Scale of research
George Miminis in concert.
By Kelly Foss
Even the most musically un-inclined are familiar with the musical scales. You might recall the major scale: do, re, mi, fa, sol, la, ti, do, from an elementary or high school music class, or perhaps C, D, E, F, G, A, B and C.
Dr. George Miminis, a professor in the Department of Computer Science, has spent a considerable amount of time thinking about the scales. In particular asking, “Just how many possible scales are out there and what kind of structural rules do they obey?”
A musician by hobby, Dr. Miminis has founded two Greek bands in the city, The Forgotten Bouzouki and Acousmata. The bands have played at concerts, festivals, benefits, and events with the local Greek community.
While he isn’t a music theorist, over the years he played traditional Greek as well as old folk Greek (Rebetika) music, he realized that those melodies followed patterns or scales that were a lot more complicated than western melodies or even contemporary Greek music. More specifically, most western melodies (with some exceptions) follow either the major scale or one of three minor scales, natural, melodic or harmonic. In contrast, Rebetika and traditional Greek songs follow about 20 different scales. The existence of so many ways to write a song made him wonder about the nature of scales. For example, what may be a limit on the number of them or are there structural relations amongst them?

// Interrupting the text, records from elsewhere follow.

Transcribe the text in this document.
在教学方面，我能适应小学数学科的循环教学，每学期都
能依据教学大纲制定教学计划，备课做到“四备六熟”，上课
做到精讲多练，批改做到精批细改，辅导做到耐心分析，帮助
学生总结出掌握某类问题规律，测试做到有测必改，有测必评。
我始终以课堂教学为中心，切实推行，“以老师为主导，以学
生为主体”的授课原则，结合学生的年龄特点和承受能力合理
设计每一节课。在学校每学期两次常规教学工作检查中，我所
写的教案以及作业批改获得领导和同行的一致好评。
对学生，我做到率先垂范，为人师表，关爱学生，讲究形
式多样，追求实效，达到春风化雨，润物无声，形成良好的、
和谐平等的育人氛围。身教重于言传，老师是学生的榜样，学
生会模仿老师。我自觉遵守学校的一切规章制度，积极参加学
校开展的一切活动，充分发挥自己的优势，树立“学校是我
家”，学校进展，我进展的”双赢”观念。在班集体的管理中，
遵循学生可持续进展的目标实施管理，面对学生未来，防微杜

He discovered that musical scales have an intriguing structure which offers itself to rigorous mathematical study. He then set foundations to such a study that he hoped to enhance their theoretical understanding.
A scale is defined as any sequence of consecutive notes or equivalently, intervals. “Taking the major scale, instead of saying it as a sequence of notes, for example C, D, E, F, G, A, B, C, you can also say it as a sequence of intervals,” he explained. “In this case, it is: [tone-tone-semitone]-tone-[tone-tone-semitone].”
Since going from C to D we need a tone, D to E another tone, from E to F a semitone, etc.
This very general definition however does not allow much room for analysis. Dr. Miminis restricted the definition, to that of a natural scale. He defined a natural scale to be a sequence of seven consecutive intervals (or equivalently eight consecutive notes) made up of semitones, tones and trisemitones (three semitones) to a total of 12 semitones. Clearly, a natural scale spans an octave. “All the Greek songs that I have encountered, and they are many, as well as most western songs fall into this category,” he said.
“If you change the order of the intervals of a scale, for example from the major scale to [semitone-tone-tone]-tone-[semitone-tone-tone] you get a completely different structure and if you play it on any instrument it has a different mood. As a mathematician and computer scientist, I started wondering what the possibilities were,” he said. “Is there a limit to the different ways we can group these intervals? Can we create families of scales that have similarities? And what would those similarities be?”
Dr. Miminis decided to put his background to use and ultimately created a mathematical model that could describe all the natural scales and how to group them in a way that could reveal their structural relationships. This could also give an answer to how many they were. He found that there were 38 families of natural scales where each family consisted of seven different scales, giving therefore a total of 266 natural scales. This has been documented in a paper entitled “Musical Scales: A Structural point of view.”
“Did that help me in playing music? No, but it helped my curiosity,” he said. “It was pretty unsettling when I didn’t know what restrictions scales had and I think that’s how scientists work. They want to find the space to which the subjects they study belong and then determine its limits, properties, etc.”